Stuart Wilson wurde 1946 in Guildford, Surrey als Sohn eines Royal Air Force-Soldaten geboren und besuchte, durch den Beruf des Vaters bedingt, dreizehn Schulen in mehreren Ländern. Als sich sein Vater als Ingenieur einer Kupfermine in Rhodesien niederließ, zog Stuart nach England zurück und besuchte in London die Royal Academy of Dramatic Arts (RADA). Auftritten auf der Bühne folgten seit 1971 Klein- und Kleinstrollen in rund 50 britischen TV-Serien und -Filmen, darunter „Jason King“, zwei Folgen der Polizeiserie „Heißer Verdacht“ mit Helen Mirren, und „Anna Karenina“ (1977, Rittmeister Vronsky, Annas Geliebter).

Ende der 80er-Jahre zog Wilson, weil er in England nicht vorankam, in die USA und war nach dem Erfolg von „Lethal Weapon 3“ ein gefragter Heavy. In Actionfilmen spielte er den rücksichtslosen Anführer der Schlägergang in „Flucht aus Absalom“ (1994) und Don Rafael Montero, den Gouverneur von Kalifornien, in „Die Maske des Zorro“ (1996), mit Antonio Banderas und Catherine Zeta-Jones. Er war General Kramer in Jerry Bruckheimers Produktion „The Rock“ (mit Sir Sean Connery und Nicolas Cage), der Bergsteiger-Vater von Chris O’Donnell in Martin Campbells Himalaya-Action „Vertical Limit“ (2000), Schatzsucher mit Minnie Driver in der Wüste in „Slow Burn“ (2000) und CIA-Mann im Wesley-Snipes-Action-Film „Unstoppable“ (2004).

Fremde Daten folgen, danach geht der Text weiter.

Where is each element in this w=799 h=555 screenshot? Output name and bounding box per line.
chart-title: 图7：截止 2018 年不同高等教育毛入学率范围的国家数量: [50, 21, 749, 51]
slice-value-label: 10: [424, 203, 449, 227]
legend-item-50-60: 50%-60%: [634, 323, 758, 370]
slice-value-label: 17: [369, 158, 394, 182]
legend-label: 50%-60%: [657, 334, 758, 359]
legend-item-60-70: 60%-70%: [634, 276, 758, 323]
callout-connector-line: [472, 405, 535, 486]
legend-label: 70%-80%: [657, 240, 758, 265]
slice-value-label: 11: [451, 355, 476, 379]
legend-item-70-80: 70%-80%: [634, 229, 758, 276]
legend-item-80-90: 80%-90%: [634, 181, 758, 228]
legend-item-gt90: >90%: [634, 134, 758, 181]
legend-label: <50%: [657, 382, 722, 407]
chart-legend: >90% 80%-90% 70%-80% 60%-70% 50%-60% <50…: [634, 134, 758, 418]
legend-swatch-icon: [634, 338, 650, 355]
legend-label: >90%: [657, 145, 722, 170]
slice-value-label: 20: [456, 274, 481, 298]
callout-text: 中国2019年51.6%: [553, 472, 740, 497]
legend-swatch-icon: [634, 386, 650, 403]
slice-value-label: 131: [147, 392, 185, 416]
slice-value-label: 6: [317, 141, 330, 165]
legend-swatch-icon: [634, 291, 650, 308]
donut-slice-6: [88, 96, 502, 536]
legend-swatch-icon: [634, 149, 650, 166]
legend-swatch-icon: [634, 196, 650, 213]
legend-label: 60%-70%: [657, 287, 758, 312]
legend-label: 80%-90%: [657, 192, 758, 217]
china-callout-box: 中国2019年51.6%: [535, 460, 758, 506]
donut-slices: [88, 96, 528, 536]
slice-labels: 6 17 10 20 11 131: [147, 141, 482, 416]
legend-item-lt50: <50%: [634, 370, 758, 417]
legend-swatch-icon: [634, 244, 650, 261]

Außer in Actionfilmen war Wilson in Martin Scorseses „Zeit der Unschuld“ (1993) zu sehen, wo er Michelle Pfeiffer nachstellt, und als gepeinigter Ehemann von Folteropfer Sigourney Weaver in Roman Polanskis „Der Tod und das Mädchen“ (1994). Er war der fanatisch für Abhöraktionen und Lauschangriffe eintretende Kongressabgeordnete in „Staatsfeind Nr. 1“ (1999, mit Will Smith), trat als Schachspieler in „Lushins Verteidigung“ (2000) gegen John Turturro an, war der alternde Robin Hood im Fantasyabenteuer „Gwyn - Prinzessin der Diebe“ (2001), wo er mit Keira Knightley für Gerechtigkeit sorgt, Witwer und alternder Geliebter von Jacqueline Bisset im Thriller-Melodram „Fascination“ (2004) und Vampir im Fantasy-Actiondrama „Perfect Creature“ (2006).

Neben seiner Filmarbeit ist Wilson auch im Theater aktiv, so 2003 als Antonius in „Antony and Cleopatra2 der Royal Shakespeare Company . Er ist assoziiertes Mitglied der RADA.